Conta-se que uma dia, Michelangelo respondeu a uma pergunta sobre a forma como esculpia que — «a escultura está já completamente feita no interior do bloco de mármore, antes de começar a trabalhar. Já lá está. Eu apenas tirei o que estava a mais.» — e esta percepção levou-me a pensar em todas as imagens, esculpidas em pedra ou madeira, que levam tantos crentes a ajoelhar-se e a rezar a Deus por intercessão do santo que nesses materiais tomou forma pela mão e talento de alguém. O que nos impede de rezarmos juntos diante uma grande pedra na encosta de uma montanha e percepcionar que imagem habita o seu interior? Ou no interior de um grande ramo de árvore? A diferença é não termos o jeito ou o tempo de Michelangelo, caso contrário, não poderíamos esculpir a imagem e levar outros a rezar na sua companhia? O que é mais real? Uma imagem esculpida ou uma que se esconde no interior da matéria? O que tem tudo isto a ver com a autopoiese?

A intenção de Maturana e Varela com a autopoiese foi a de desenvolver uma teoria da cognição que expressasse a ligação entre a biosfera (esfera da vida física) e a noosfera (esfera da vida mental ou consciência). E muitos poderão questionar-se sobre o valor que este tipo de ideias pode ter para nos ajudar a viver o Tempo da Criação. Porém, pelo que podemos aprender com Michelangelo, esse valor depende da nossa capacidade de saber aprender a contemplar para além da pedra.
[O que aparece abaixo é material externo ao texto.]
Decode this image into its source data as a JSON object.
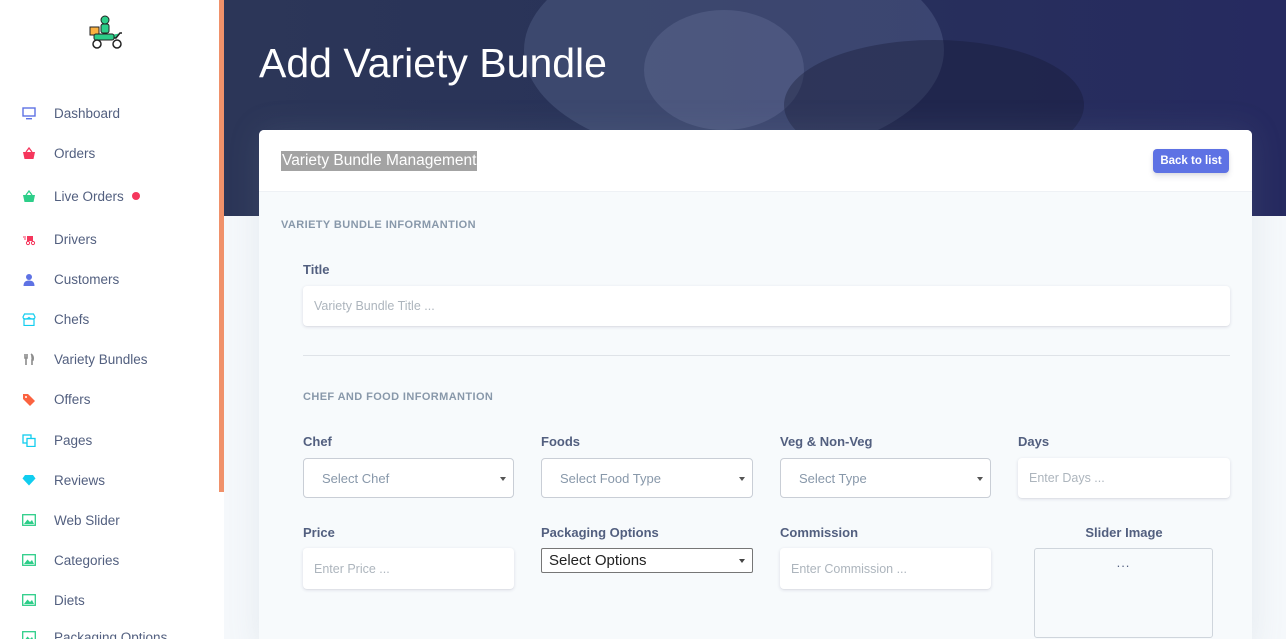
{
  "sidebar": {
    "items": [
      {
        "label": "Dashboard",
        "icon": "monitor-icon",
        "color": "#5e72e4"
      },
      {
        "label": "Orders",
        "icon": "basket-icon",
        "color": "#f5365c"
      },
      {
        "label": "Live Orders",
        "icon": "basket-icon",
        "color": "#2dce89"
      },
      {
        "label": "Drivers",
        "icon": "delivery-icon",
        "color": "#f5365c"
      },
      {
        "label": "Customers",
        "icon": "user-icon",
        "color": "#5e72e4"
      },
      {
        "label": "Chefs",
        "icon": "store-icon",
        "color": "#11cdef"
      },
      {
        "label": "Variety Bundles",
        "icon": "utensils-icon",
        "color": "#8c8c8c"
      },
      {
        "label": "Offers",
        "icon": "tags-icon",
        "color": "#fb6340"
      },
      {
        "label": "Pages",
        "icon": "copy-icon",
        "color": "#11cdef"
      },
      {
        "label": "Reviews",
        "icon": "diamond-icon",
        "color": "#11cdef"
      },
      {
        "label": "Web Slider",
        "icon": "image-icon",
        "color": "#2dce89"
      },
      {
        "label": "Categories",
        "icon": "image-icon",
        "color": "#2dce89"
      },
      {
        "label": "Diets",
        "icon": "image-icon",
        "color": "#2dce89"
      },
      {
        "label": "Packaging Options",
        "icon": "image-icon",
        "color": "#2dce89"
      }
    ]
  },
  "header": {
    "title": "Add Variety Bundle"
  },
  "card": {
    "title": "Variety Bundle Management",
    "back_button": "Back to list",
    "section_info": "VARIETY BUNDLE INFORMANTION",
    "section_chef": "CHEF AND FOOD INFORMANTION"
  },
  "form": {
    "title_label": "Title",
    "title_placeholder": "Variety Bundle Title ...",
    "chef_label": "Chef",
    "chef_select": "Select Chef",
    "foods_label": "Foods",
    "foods_select": "Select Food Type",
    "veg_label": "Veg & Non-Veg",
    "veg_select": "Select Type",
    "days_label": "Days",
    "days_placeholder": "Enter Days ...",
    "price_label": "Price",
    "price_placeholder": "Enter Price ...",
    "packaging_label": "Packaging Options",
    "packaging_select": "Select Options",
    "commission_label": "Commission",
    "commission_placeholder": "Enter Commission ...",
    "slider_image_label": "Slider Image",
    "slider_image_value": "..."
  }
}
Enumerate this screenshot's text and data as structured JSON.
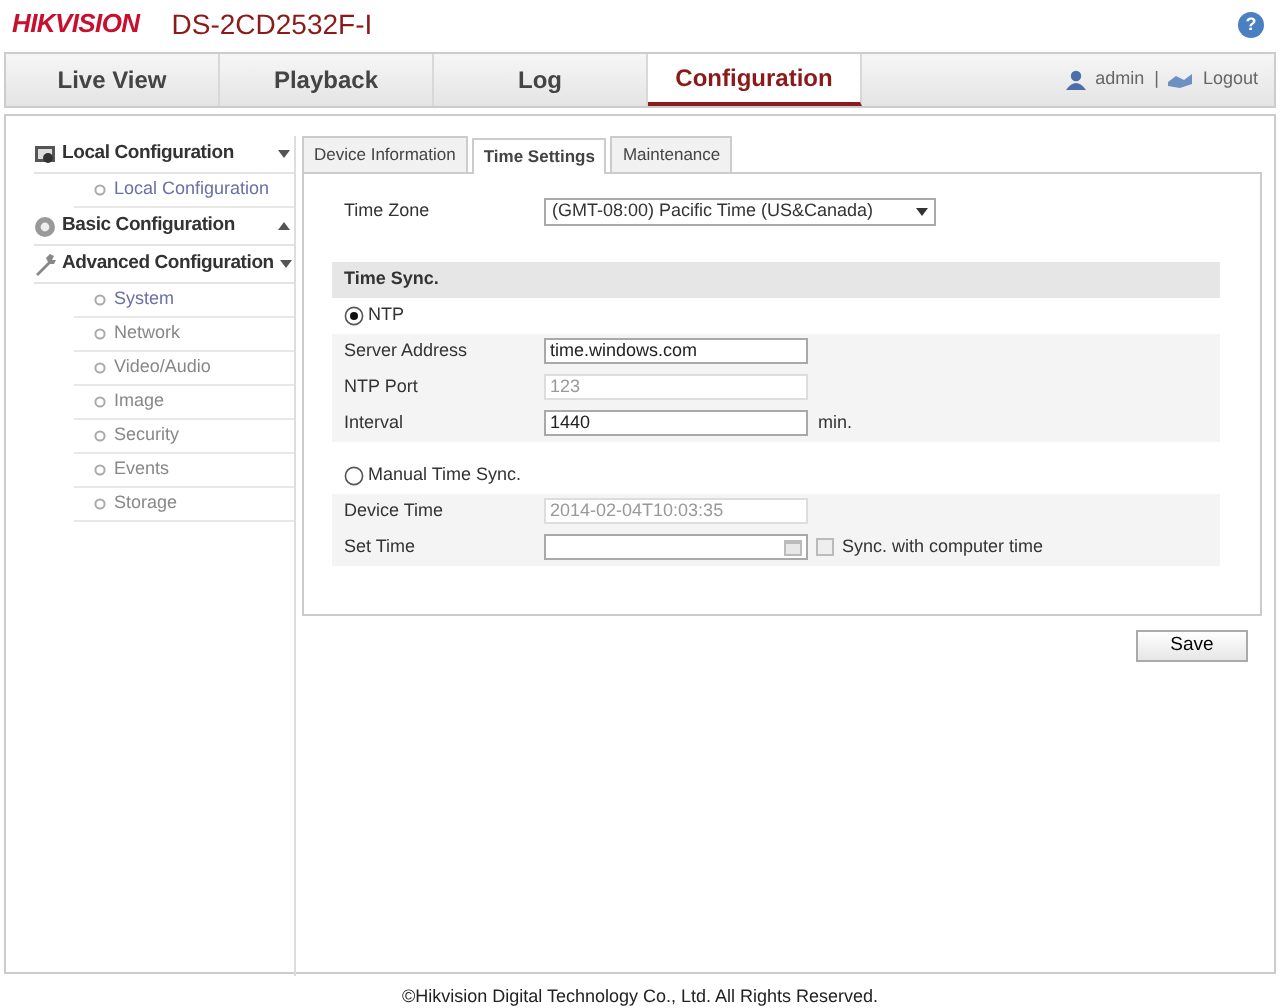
{
  "header": {
    "brand": "HIKVISION",
    "model": "DS-2CD2532F-I",
    "help": "?"
  },
  "nav": {
    "tabs": [
      {
        "label": "Live View",
        "selected": false
      },
      {
        "label": "Playback",
        "selected": false
      },
      {
        "label": "Log",
        "selected": false
      },
      {
        "label": "Configuration",
        "selected": true
      }
    ],
    "user": "admin",
    "separator": "|",
    "logout": "Logout"
  },
  "sidebar": {
    "groups": [
      {
        "label": "Local Configuration",
        "expanded": true,
        "children": [
          {
            "label": "Local Configuration",
            "selected": true
          }
        ]
      },
      {
        "label": "Basic Configuration",
        "expanded": false
      },
      {
        "label": "Advanced Configuration",
        "expanded": true,
        "children": [
          {
            "label": "System",
            "selected": true
          },
          {
            "label": "Network",
            "selected": false
          },
          {
            "label": "Video/Audio",
            "selected": false
          },
          {
            "label": "Image",
            "selected": false
          },
          {
            "label": "Security",
            "selected": false
          },
          {
            "label": "Events",
            "selected": false
          },
          {
            "label": "Storage",
            "selected": false
          }
        ]
      }
    ]
  },
  "subtabs": [
    {
      "label": "Device Information",
      "selected": false
    },
    {
      "label": "Time Settings",
      "selected": true
    },
    {
      "label": "Maintenance",
      "selected": false
    }
  ],
  "form": [
    {
      "kind": "select",
      "label": "Time Zone",
      "value": "(GMT-08:00) Pacific Time (US&Canada)"
    },
    {
      "kind": "section",
      "label": "Time Sync."
    },
    {
      "kind": "radio",
      "label": "NTP",
      "checked": true
    },
    {
      "kind": "field",
      "label": "Server Address",
      "value": "time.windows.com",
      "disabled": false
    },
    {
      "kind": "field",
      "label": "NTP Port",
      "value": "123",
      "disabled": true
    },
    {
      "kind": "field",
      "label": "Interval",
      "value": "1440",
      "disabled": false,
      "unit": "min."
    },
    {
      "kind": "radio",
      "label": "Manual Time Sync.",
      "checked": false
    },
    {
      "kind": "field",
      "label": "Device Time",
      "value": "2014-02-04T10:03:35",
      "disabled": true
    },
    {
      "kind": "datetime",
      "label": "Set Time",
      "checkbox_label": "Sync. with computer time",
      "checked": false
    }
  ],
  "save": "Save",
  "footer": "©Hikvision Digital Technology Co., Ltd. All Rights Reserved."
}
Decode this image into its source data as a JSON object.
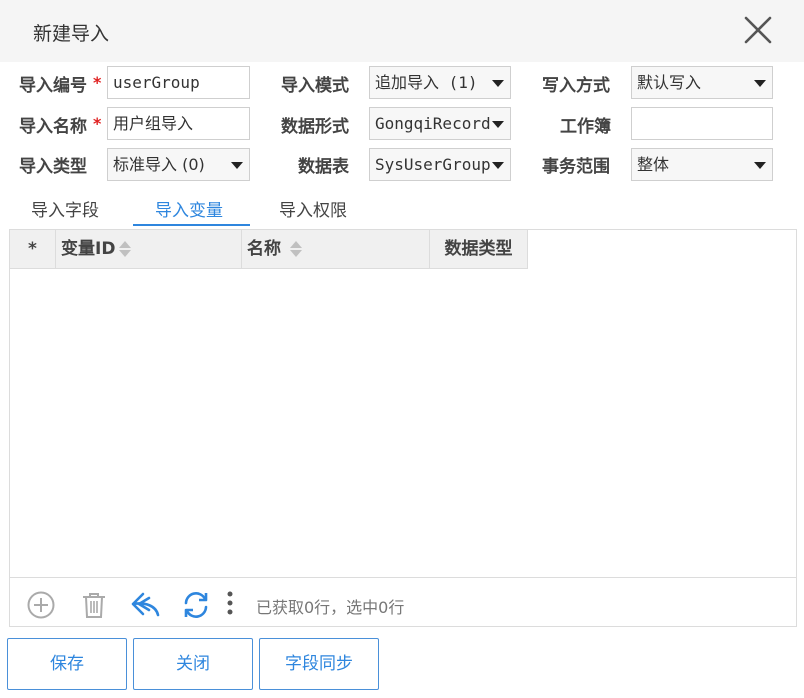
{
  "dialog": {
    "title": "新建导入"
  },
  "form": {
    "import_code": {
      "label": "导入编号",
      "required_mark": "*",
      "value": "userGroup"
    },
    "import_name": {
      "label": "导入名称",
      "required_mark": "*",
      "value": "用户组导入"
    },
    "import_type": {
      "label": "导入类型",
      "value": "标准导入 (0)"
    },
    "import_mode": {
      "label": "导入模式",
      "value": "追加导入 (1)"
    },
    "data_format": {
      "label": "数据形式",
      "value": "GongqiRecord"
    },
    "data_table": {
      "label": "数据表",
      "value": "SysUserGroup"
    },
    "write_method": {
      "label": "写入方式",
      "value": "默认写入"
    },
    "workbook": {
      "label": "工作簿",
      "value": ""
    },
    "transaction_scope": {
      "label": "事务范围",
      "value": "整体"
    }
  },
  "tabs": [
    {
      "label": "导入字段",
      "active": false
    },
    {
      "label": "导入变量",
      "active": true
    },
    {
      "label": "导入权限",
      "active": false
    }
  ],
  "grid": {
    "columns": [
      "*",
      "变量ID",
      "名称",
      "数据类型"
    ],
    "rows": [],
    "status_text": "已获取0行，选中0行",
    "toolbar_icons": [
      "add-icon",
      "delete-icon",
      "undo-icon",
      "refresh-icon",
      "more-icon"
    ]
  },
  "buttons": {
    "save": "保存",
    "close": "关闭",
    "sync": "字段同步"
  },
  "colors": {
    "accent": "#2e86de",
    "required": "#e02020",
    "titlebar": "#f5f5f5"
  }
}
Desde Peter Kropotkin (1842 – 1921) que a cooperação emerge como mais evolucionária do que a ideia da competição. E se quisermos perceber como podemos cooperar com a natureza para além de nós a um nível mais mental, será muito difícil. As pedras não pensam, nem as árvores falam e nem sempre compreendemos a mente da espécie humana, como haveríamos de compreender a mente das outras espécies animais? A cooperação com a natureza na evolução cultural do mundo faz mais sentido a um nível experiencial da realidade que seja mais profundo que o mental, como seria o caso do nível da espiritualidade. Isto é, ao nível da ideia subjacente à Unidade da Criação penso que esteja a ideia de sermos uma só família. E, numa família, parece-me que o mais essencial seja o sentido de presença.

A escritora Nan Shepherd (1893 – 1981) quando escreveu “The Living Mountain” (Canongate, 2014) mostrou como conhecia os Cairngorms mais em profundidade do que em extensão. Por isso, Shepherd dizia que,

«Existe um algo mais no desejo intenso pelo topo de uma montanha do que somente um perfeito ajuste fisiológico. Esse algo mais que existe reside no interior da montanha. Algo move-se entre eu e essa. O lugar e uma mente podem interpenetrar-se até que a natureza dos dois se altera.»

Que intimidade reveladora de como uma experiência de contemplação pode levar-nos a ver para além da pedra e a sentir uma presença. E parece-me que se abrirmos o coração à dimensão espiritual que o Tempo da Criação nos convida a viver, poderemos não conseguir tirar da pedra o que está a mais, mas creio que Deus presente na criação revelar-nos-á a realidade que se esconde no seu interior.